Jan. 25th was a happy day for the city of Fort Lauderdale, Fla., as Mayor Dean Trentalis and Police Chief William Schultz announced in a press conference the recovery of a $1.162-million electronic payment meant for Moss Construction that had been stolen in September via an email phishing fraud.
The FBI, the U.S. Secret Service and the city's police had all worked on the investigation of the diverted money, which was a payment for work on a $100-million police headquarters—a three-story building.
And unlike another recent construction payment stolen through an email phishing scheme—last year's theft of a $735K payment for a warehouse in Minnesota—this investigation started soon after the funds were diverted.
"The incident," according to a statement from the U.S. Secret Service, occurred on Thursday, Sept. 14, 2023. Six days later the city had announced the theft.
In contrast, the Minnesota phishing theft was not detected for a month, according to court documents in lawsuits and liens generated by that lost payment.
Had more weeks passed, it's possible the money never would have been recovered because the Florida theft—performed by an international criminal ring—was trying to move the funds from the accounts where they had been temporarily parked. All three of the accounts belonged to other victims of the criminal ring who had been lured into opening them as part of email romantic relationship schemes.
According to a chart prepared by city officials, investigators recovered the funds as they were being moved via checks from the first account, to which the contractor's payment was mistakenly sent via a $491,000 personal check and a $550,000 cashier's check.

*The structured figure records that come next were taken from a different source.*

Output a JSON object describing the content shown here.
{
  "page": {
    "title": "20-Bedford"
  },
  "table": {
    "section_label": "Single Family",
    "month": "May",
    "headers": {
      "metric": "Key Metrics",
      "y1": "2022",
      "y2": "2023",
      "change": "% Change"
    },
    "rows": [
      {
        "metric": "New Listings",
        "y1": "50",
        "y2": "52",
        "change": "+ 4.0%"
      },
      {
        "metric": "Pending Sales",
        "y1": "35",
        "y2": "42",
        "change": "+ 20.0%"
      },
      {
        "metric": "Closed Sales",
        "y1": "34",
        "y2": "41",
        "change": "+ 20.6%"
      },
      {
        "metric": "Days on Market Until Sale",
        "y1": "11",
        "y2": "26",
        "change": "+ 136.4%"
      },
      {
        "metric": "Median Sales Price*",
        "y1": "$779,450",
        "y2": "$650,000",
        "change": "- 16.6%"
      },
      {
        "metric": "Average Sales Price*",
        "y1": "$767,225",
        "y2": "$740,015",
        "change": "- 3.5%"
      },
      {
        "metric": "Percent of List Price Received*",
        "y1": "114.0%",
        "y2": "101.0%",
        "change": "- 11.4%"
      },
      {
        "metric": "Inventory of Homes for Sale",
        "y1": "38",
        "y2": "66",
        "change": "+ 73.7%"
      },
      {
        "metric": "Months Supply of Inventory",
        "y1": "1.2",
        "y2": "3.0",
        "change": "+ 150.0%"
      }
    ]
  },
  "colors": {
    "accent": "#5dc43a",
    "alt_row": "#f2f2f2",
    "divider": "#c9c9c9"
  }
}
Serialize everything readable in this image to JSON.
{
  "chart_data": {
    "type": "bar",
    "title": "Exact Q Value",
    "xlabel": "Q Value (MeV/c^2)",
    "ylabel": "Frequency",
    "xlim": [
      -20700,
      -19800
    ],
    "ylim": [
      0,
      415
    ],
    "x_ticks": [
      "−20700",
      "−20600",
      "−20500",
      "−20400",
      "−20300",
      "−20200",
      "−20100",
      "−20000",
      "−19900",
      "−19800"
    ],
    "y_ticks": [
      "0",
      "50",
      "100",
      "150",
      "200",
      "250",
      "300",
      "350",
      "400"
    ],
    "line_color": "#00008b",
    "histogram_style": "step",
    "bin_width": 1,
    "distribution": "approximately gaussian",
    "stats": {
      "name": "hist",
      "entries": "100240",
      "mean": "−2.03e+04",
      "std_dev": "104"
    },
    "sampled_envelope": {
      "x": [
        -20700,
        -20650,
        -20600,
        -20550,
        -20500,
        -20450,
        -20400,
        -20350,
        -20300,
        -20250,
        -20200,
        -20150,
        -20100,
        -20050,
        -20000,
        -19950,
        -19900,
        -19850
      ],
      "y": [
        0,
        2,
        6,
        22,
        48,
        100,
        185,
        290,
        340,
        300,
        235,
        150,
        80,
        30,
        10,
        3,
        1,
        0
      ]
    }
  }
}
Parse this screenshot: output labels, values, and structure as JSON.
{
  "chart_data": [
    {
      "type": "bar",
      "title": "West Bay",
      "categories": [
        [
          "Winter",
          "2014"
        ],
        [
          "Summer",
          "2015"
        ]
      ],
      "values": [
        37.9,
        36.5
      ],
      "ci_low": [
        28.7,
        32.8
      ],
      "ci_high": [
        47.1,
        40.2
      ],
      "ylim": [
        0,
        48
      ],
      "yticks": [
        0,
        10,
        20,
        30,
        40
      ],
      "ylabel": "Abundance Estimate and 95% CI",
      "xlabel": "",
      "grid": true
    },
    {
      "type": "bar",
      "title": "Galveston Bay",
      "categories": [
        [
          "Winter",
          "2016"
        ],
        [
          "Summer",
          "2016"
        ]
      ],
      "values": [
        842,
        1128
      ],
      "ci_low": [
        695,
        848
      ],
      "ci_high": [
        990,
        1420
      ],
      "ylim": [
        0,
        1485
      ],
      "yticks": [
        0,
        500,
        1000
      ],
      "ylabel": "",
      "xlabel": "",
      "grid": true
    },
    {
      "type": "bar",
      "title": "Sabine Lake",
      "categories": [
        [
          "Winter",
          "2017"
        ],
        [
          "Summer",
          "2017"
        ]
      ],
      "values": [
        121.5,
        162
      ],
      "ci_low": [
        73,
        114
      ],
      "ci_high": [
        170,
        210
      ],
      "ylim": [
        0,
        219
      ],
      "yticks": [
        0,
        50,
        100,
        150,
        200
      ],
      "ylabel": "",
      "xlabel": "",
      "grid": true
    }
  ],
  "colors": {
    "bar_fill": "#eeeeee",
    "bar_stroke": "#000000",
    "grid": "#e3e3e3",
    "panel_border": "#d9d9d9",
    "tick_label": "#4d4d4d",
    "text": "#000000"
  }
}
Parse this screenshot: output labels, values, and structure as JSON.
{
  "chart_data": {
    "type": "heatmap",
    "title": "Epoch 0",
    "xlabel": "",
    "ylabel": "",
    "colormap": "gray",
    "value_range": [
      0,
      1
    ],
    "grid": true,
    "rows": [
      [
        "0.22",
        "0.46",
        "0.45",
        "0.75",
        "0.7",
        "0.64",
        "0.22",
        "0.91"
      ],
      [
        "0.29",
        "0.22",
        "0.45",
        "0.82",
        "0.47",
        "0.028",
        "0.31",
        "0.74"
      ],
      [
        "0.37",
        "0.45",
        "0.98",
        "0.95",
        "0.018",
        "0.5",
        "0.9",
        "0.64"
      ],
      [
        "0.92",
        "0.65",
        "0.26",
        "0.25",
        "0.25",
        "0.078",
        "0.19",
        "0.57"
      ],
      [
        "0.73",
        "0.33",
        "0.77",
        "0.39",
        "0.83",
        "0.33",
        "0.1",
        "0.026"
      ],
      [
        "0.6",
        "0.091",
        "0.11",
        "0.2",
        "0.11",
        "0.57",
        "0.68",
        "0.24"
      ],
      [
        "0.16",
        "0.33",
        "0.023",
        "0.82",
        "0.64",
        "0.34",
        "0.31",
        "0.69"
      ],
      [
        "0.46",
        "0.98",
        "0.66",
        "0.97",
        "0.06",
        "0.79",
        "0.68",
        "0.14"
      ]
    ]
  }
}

City officials showed how funds in the three-story police headquarters phishing scam were recovered.
Screenshot: WTVJ-Ft. Lauderdale
"They located them fairly quick, they froze the funds and then were able to retrieve them back" before they were moved into cryptocurrency or into an overseas bank account, Schultz said at a briefing.
The cyber thieves had collected forms needed for and the steps required for Fort Lauderdale to release the progress payments. "They had all that," said Trentalis.
After an employee of the city's Finance Dept. transferred the funds on September 14th, the finance department notified the police department's economic crimes detectives, and they "immediately began attempting to trace the money," the city police said in a statement issued in January.
There have been no arrests or identities discovered of the cyber crooks behind the stolen and recovered payment, according to a police department spokeswoman.
Fort Lauderdale-based Moss Construction said in a statement issued in January that the company's "systems were never compromised, and our information remained safe and secure.
"The facts are clear: bad actors used our good reputation and standard public information found on a basic internet search to try and cause harm,” said the statement.
As phishing thefts of construction payments have become a problem, some contracts now include fraudulent funds transfer clauses. The clauses may include security measures required, notification rules and allocation of responsibility for lost funds. The U.S. Secret Service advises calling a known point of contact by phone rather than changing banking information via emailing, emailing directly to a known email address rather than replying to a thread and reviewing the email domain name.
In general, other security experts advise great caution if an email, no matter how convincing it appears, asks to change the way or the account to which a payment should be sent.